Designing Psychologists
Hill

Designing Psychologists This article about design psychology really interested me especially since I am fascinated with interior design and I am currently working towards getting my degree in this field. I especially wanted to do an essay on this subject because I realize that it would help me understand the needs of my future clients better if understood the connection between psychology and interior design. Design psychology is the practice of architecture, planning, and interior design in which psychology is the principal design tool. In an American Psychological Association online article written by Lea Winerman, called “Designing Psychologists,” Susan Painter, PhD, and Constance Forrest, PhD, co-owns their own design firm. In 1990, after becoming a psychology professor at Carlton University, Susan decided to pursue her interests in interior/environmental design at the University of California. Now Susan is an urban and campus planner where she can merge her psychology expertise into her interior/environmental design skills into a new field called design psychology. Susan and Constance also design smaller scale places like offices and private homes through their own firm, Forrest Painter Design, in Venice, California.

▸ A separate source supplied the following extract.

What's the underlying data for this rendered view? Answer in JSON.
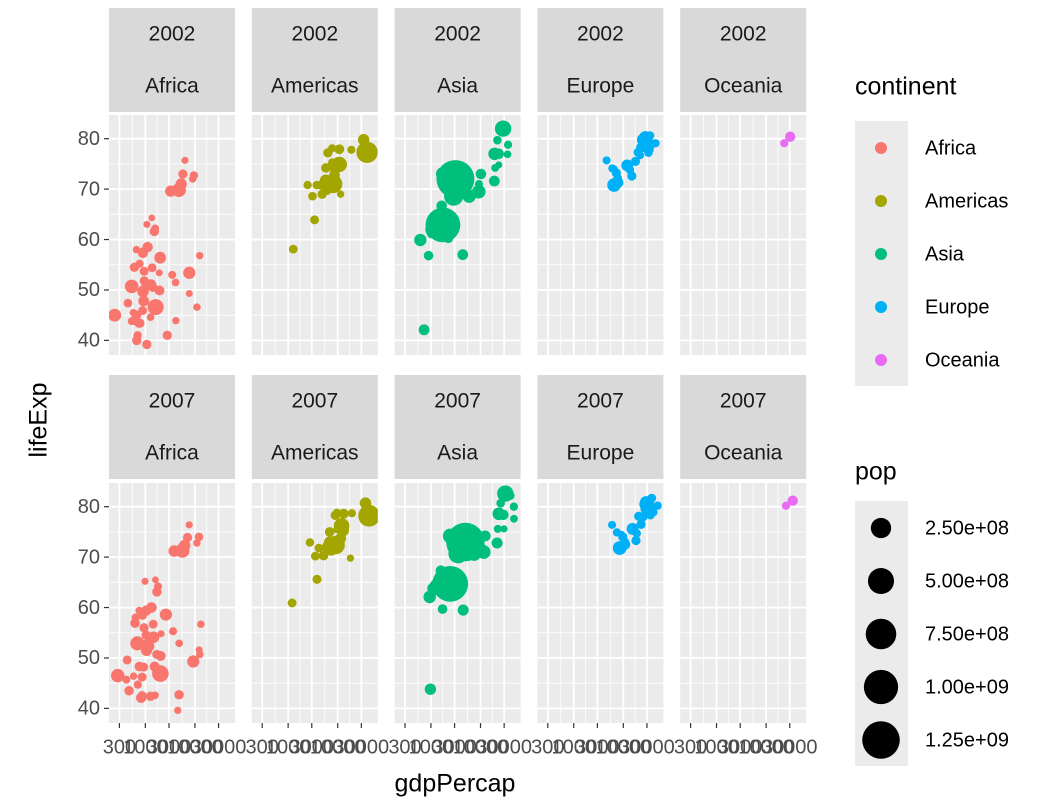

According to Constance, who is a clinical psychologist, she says ”I think the unique contribution that design psychology makes to design is that it recognizes the critical contribution emotion makes to people’s response to a space” (Winerman, 2004). Together, Susan and Constance design large spaces like campuses and smaller spaces like offices and private homes with an emphasis on emotional responses and needs, encorporating past experiences into future design, and planning spaces based on the behavior of the people who will use it.